# 3 questions about 65 gto



## jsmaem1106 (Jan 4, 2009)

#1. What is the name of the part that runs across the front. the grill bolts into this piece and mine needs to be replaced but I don't know what the technical name for it is. Does anyone make this part?

#2. Is there another name for the headlight housing that seems to be connected to each of the front fenders? 

#3 Will the doors on a post car fit a hard top?

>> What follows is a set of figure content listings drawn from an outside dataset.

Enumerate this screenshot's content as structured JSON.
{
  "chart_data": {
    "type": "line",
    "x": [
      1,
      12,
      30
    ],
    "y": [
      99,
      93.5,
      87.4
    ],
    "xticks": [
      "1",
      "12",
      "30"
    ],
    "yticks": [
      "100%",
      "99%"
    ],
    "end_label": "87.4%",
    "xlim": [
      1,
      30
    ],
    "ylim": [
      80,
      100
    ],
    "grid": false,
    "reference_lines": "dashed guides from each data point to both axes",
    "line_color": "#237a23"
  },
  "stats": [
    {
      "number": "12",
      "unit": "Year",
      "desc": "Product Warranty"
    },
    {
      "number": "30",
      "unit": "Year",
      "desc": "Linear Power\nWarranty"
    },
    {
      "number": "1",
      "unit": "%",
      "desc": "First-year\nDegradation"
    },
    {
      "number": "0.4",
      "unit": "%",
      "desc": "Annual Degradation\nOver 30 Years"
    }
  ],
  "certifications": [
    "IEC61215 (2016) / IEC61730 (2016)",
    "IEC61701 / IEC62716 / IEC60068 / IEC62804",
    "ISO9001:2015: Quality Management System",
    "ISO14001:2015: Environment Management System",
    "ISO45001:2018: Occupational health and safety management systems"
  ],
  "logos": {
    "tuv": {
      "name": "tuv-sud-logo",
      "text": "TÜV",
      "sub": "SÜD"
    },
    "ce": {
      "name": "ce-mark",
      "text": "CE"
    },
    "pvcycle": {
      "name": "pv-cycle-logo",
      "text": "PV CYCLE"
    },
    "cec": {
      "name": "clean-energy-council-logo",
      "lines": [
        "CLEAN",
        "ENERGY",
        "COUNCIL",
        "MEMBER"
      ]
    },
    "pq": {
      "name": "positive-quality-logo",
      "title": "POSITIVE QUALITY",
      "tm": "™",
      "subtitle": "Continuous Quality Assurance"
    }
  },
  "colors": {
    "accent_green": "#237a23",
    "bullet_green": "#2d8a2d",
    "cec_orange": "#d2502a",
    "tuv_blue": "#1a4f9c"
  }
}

I guess thats technically 4 but any and all help is greatly appreciated.


----------



## Rukee (Feb 8, 2007)

1) header panel?
2) headlight buckets?
3) no


----------



## mrdon50 (Oct 21, 2011)

1) I'd call it the upper and lower grille panel(2pcs). I think the techy name for for the upper is fender-to-fender cross brace. don't know about aftermarket but used ones are fairly easy to find but shipping may surprise you because of oversize.
2) per "Rukee", Headlight buckets is good enough for me if you're talking about the metal inner filler panel thats welded into the fender. not available tmk and if it's very bad you're probably looking at replacement fender.
3) hardtop and convertible doors are same but post doors are all by themselves.
Hope I helped you a little.


----------



## crustysack (Oct 5, 2008)

1)commonly referred to as header panel- GM calls it Panel and Reinforcement assembly, Radiator Grill (top half) pt#9781355- lower half is Panel,Radiator Grill-Lower pt #9778988
2) the headlight bucket is part of the front fender
3) post doors will NOT fit hardtop


----------



## jsmaem1106 (Jan 4, 2009)

Been looking for this part for a while. Can you give me a hint as to where I might look for both the upper and lower assembly. I'm sure I'll need both fenders. Seems the only place either of my fenders are rusted is where these 2 pieces connect. 

Thanks for all the help.


----------



## crustysack (Oct 5, 2008)

Try Bethels Goat Farm GTO Parts, LeMans Parts and Tempest Parts 1964 1965 1966 1967 1968 1969 1970 1971 1972 I think the guys name is John- Awesome guy he was able to call the window felt manufactuer for me and have them correct their Tempest window felts- which were all GTO felts and would not fit the Tempest( due to the beltline molding) Cant say enough good things about him- if he does not have the part he will know where to get it


----------